Januária abandonou a cubata tradicional com a samacaca envolvendo o corpo esguio e elegante, deixando apenas expostos à brisa fresca da manhã os seios púberes de contorno delicado com os mamilos levemente virados ao céu. Olhou a incandescência solar a trepar o violeta matinal com que o horizonte se vestira. Ouviu um rumor distante e com a mãozita em forma de pala protegeu o olhar e viu a cinza metalizado do Boeing que sulcava as alturas deixando atrás de si um carreiro rectilíneo de flocos brancos. Provavelmente era Deus que ia fazer o seu passeio diário acompanhado dos seus anjos, pensou para consigo própria. O tom da sua pele de um negro retinto acentuava a sua origem Bijagós lá longe na Guiné. Já meio escondidas pela mata de mutiátes, duas cruzes velavam há quase um ano pelos restos de Norberto Fragoso e a sua companheira Cacilda Rebelo que tinham vindo nos anos cinquenta para Angola em busca de melhor vida. Os nomes tinham-nos adquirido na colónia portuguesa da Guiné e tanto marido e mulher tinham sido empregados de Floriano Fragoso e de sua esposa Gisela Rebelo Fragoso roceiros endinheirados que os recolheram ainda jovens.

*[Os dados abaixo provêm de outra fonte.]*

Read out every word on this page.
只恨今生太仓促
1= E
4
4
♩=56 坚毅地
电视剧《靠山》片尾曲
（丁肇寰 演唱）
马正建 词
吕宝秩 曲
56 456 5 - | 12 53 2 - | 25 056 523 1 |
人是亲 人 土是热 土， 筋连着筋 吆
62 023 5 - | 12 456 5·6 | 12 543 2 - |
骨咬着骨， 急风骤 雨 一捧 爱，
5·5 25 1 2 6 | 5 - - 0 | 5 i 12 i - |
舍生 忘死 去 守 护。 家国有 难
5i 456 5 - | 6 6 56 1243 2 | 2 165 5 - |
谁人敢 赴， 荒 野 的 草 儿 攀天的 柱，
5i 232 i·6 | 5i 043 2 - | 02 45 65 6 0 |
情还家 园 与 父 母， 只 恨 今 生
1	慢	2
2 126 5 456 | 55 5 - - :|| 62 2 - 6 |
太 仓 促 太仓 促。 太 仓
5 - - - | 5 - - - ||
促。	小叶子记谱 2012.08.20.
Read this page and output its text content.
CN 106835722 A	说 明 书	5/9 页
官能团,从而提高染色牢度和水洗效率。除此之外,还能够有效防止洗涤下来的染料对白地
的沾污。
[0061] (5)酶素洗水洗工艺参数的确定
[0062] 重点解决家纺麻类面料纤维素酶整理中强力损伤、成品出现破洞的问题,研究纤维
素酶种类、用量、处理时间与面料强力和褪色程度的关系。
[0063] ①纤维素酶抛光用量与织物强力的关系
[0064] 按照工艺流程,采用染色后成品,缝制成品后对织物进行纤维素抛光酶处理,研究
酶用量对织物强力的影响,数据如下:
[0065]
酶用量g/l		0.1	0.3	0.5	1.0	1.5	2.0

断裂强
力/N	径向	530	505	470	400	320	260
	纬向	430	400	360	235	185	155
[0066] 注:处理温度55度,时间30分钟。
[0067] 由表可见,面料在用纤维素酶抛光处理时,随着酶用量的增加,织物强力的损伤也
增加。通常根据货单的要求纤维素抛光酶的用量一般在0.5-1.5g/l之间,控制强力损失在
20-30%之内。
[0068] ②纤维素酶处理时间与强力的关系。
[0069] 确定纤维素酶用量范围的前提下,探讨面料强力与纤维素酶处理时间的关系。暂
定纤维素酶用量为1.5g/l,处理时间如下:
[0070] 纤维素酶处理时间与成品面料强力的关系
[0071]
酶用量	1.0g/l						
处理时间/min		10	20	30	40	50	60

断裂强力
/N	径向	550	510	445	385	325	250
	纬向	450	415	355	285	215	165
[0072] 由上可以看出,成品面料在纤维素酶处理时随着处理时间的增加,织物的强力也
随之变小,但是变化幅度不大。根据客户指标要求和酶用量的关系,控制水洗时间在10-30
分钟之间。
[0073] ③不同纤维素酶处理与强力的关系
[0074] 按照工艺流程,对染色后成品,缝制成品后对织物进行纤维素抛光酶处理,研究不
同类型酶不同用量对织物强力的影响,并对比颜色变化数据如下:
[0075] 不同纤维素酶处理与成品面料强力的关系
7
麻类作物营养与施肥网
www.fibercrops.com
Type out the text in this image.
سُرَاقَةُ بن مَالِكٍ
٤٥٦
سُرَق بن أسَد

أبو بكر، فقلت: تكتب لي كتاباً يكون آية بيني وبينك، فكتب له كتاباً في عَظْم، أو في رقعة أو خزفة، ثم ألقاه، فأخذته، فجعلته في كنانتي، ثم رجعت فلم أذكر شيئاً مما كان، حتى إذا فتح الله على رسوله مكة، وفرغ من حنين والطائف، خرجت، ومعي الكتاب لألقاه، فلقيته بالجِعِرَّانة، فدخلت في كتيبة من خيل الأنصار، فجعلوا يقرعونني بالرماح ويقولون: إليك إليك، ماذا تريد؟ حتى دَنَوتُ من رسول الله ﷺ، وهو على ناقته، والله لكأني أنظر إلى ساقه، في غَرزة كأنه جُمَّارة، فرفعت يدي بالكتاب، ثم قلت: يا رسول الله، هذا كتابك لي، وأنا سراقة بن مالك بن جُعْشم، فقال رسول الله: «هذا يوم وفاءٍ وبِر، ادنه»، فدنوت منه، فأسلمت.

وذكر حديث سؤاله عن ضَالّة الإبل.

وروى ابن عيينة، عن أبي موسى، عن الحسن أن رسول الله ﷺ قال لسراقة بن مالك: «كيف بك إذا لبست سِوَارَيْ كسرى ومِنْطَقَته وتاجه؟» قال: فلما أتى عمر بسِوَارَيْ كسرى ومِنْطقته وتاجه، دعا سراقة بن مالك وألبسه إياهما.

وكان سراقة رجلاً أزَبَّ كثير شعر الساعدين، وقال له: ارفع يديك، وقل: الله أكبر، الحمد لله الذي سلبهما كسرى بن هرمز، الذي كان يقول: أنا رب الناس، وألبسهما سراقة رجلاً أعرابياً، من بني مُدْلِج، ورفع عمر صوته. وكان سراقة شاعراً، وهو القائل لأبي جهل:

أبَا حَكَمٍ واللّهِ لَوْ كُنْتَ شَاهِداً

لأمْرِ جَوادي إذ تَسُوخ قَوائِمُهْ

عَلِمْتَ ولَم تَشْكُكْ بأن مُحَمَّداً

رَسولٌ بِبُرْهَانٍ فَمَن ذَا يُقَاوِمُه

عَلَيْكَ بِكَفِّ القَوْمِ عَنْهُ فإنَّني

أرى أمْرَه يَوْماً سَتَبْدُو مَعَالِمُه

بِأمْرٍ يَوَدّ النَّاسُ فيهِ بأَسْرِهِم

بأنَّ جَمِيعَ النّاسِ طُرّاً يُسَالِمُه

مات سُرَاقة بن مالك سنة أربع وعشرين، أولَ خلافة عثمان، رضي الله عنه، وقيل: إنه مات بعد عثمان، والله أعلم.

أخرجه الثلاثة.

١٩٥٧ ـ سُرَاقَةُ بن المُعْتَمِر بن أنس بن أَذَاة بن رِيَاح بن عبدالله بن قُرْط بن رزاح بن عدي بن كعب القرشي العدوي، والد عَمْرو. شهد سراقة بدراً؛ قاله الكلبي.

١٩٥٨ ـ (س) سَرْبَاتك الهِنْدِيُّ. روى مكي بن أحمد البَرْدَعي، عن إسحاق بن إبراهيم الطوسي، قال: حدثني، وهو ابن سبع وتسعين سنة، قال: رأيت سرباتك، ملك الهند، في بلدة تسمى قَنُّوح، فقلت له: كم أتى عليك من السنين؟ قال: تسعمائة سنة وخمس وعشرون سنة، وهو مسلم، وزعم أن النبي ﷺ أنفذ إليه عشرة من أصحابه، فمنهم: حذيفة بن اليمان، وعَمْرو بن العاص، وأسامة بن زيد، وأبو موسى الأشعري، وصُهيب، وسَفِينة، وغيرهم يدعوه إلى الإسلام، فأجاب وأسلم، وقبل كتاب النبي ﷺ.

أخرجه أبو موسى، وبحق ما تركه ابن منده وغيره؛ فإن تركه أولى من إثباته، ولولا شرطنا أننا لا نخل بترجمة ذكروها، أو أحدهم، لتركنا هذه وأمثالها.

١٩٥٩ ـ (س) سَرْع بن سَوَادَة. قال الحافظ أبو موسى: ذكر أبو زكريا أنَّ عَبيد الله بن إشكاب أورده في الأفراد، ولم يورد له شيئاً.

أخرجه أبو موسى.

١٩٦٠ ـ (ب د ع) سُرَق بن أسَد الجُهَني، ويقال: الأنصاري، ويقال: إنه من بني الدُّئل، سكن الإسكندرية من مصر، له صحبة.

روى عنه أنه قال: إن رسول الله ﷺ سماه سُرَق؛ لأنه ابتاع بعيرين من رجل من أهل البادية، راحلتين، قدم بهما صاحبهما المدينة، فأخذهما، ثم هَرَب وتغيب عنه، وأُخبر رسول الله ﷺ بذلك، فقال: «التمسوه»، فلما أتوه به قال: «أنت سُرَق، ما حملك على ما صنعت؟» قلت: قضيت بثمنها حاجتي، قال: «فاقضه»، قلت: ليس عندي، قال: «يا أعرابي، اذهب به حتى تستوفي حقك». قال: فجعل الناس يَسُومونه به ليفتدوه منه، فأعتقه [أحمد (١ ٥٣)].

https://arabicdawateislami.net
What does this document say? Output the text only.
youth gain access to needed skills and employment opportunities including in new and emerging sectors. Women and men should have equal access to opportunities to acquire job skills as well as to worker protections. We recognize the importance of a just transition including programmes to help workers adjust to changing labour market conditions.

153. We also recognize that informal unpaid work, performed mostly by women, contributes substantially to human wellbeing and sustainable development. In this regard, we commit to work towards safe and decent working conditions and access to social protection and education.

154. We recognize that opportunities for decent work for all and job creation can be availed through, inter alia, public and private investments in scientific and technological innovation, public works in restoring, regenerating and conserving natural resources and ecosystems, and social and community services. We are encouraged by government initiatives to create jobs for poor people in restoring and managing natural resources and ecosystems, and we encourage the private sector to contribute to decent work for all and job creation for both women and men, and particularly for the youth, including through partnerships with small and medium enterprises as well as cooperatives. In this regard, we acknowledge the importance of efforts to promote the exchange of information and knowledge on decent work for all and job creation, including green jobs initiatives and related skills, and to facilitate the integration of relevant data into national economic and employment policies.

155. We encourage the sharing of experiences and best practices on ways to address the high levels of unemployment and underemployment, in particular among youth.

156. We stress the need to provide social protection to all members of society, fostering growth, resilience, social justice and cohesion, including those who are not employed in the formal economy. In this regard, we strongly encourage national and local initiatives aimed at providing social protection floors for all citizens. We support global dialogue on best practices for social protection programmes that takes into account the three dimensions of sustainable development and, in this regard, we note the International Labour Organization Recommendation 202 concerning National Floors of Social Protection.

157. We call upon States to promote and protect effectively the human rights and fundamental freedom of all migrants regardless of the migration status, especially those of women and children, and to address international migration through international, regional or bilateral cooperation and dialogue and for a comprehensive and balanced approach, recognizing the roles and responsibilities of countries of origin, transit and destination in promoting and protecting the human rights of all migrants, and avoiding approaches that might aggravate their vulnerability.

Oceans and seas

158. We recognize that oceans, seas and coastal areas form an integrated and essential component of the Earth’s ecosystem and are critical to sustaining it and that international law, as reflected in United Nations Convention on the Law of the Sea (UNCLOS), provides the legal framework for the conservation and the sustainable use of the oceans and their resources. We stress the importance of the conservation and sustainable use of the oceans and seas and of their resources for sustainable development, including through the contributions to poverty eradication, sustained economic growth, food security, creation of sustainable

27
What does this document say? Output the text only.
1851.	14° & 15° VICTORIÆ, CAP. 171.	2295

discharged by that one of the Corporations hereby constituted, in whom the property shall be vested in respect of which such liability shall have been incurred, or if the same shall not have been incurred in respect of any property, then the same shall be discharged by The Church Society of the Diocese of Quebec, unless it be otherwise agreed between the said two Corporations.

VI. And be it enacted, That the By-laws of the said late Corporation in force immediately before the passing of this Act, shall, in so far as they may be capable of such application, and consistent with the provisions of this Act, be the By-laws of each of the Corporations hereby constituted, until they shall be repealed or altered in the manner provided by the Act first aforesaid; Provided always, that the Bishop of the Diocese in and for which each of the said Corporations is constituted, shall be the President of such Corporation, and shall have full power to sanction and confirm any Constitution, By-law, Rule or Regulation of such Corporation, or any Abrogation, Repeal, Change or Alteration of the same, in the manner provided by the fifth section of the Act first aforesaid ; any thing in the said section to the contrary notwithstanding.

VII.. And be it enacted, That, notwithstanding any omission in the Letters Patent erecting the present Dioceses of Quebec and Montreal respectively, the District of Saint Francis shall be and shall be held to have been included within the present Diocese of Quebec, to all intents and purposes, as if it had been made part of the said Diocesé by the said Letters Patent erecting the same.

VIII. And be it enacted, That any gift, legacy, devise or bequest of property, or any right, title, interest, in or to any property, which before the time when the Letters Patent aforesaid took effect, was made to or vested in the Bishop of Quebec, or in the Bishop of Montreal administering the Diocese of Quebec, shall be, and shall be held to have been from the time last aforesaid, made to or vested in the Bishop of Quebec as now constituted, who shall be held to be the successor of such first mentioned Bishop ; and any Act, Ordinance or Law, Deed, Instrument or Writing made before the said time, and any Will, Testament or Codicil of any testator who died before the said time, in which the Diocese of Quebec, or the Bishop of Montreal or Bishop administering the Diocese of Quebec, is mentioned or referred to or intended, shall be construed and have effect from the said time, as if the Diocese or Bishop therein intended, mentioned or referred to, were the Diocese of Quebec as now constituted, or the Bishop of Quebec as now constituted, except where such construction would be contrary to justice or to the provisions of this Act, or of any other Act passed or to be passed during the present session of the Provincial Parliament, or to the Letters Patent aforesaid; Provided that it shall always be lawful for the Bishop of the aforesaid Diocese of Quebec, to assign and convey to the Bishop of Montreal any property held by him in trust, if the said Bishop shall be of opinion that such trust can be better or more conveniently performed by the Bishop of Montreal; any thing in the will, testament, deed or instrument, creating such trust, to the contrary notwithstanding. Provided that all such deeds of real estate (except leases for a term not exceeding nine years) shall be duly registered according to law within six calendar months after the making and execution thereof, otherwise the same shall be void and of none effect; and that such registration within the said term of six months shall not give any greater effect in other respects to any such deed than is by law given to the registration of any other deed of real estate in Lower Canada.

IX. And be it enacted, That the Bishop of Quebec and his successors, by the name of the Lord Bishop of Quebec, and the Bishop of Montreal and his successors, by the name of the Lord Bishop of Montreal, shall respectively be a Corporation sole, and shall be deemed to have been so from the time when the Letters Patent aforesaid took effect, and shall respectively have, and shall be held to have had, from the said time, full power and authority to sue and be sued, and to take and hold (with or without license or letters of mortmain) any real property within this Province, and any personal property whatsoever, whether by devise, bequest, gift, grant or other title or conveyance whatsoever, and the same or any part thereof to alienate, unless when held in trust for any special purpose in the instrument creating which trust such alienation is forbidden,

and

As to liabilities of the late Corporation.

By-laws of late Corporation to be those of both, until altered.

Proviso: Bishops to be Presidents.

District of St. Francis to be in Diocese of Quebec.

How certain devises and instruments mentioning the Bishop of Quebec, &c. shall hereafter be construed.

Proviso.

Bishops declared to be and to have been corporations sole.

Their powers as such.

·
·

 Norberto tornara-se um excelente cozinheiro e um artista na arte de bem servir e Cacilda transformou-se na ama dos filhos do casal. Tudo ia bem até ao dia em que o fazendeiro se perdeu de amores pela bela Cacilda e foi apanhado em flagrante assédio à rapariga por Dona Gisela. O casal acabou por fugir pois a corda parte sempre por elo mais fraco e acabariam por chegar a Angola num barco de cabotagem que os largara em Moçamedes. Januária pensou que num dia destes tinha de limpar e alindar as campas dos seus progenitores. Em breve faria um ano que os pais haviam falecido e durante esse espaço de tempo sobrevivera sozinha cuidando do arimbo e de quatro cabeças de gado que herdara. Com doze anos de idade, apenas sabia que Deus existia pois a mãe assim a ensinara. Nas sanzalas limítrofes já restava pouca gente. As populações tinham partido com o advento da entrega de Angola aos negros e o fecho das poucas lojas de comerciantes brancos que residiam naquela região.  Quando chegou à loja do senhor Aparício para trocar uns franganitos por uns quilos de fuba, este estava a carregar a velha Chevrolet com toda a sorte de bagagem preparando-se para partir também. – Então Januária ainda por aqui andas rapariga? – Não tenho para onde ir senhor Aparício. – Respondeu com humildade. Aparício Cardoso e a sua mulher não tinham filhos e Dona Maria do Céu Cardoso gostava daquela rapariguita airosa e de rosto bonito. – Queres vir connosco Januária? Não vais ficar aqui sozinha. Partiu com eles em direcção à fronteira de Santa Clara mais uma pequena trouxa com os seus pertences e atravessou-a como filha adoptiva do casal com documentos perdidos.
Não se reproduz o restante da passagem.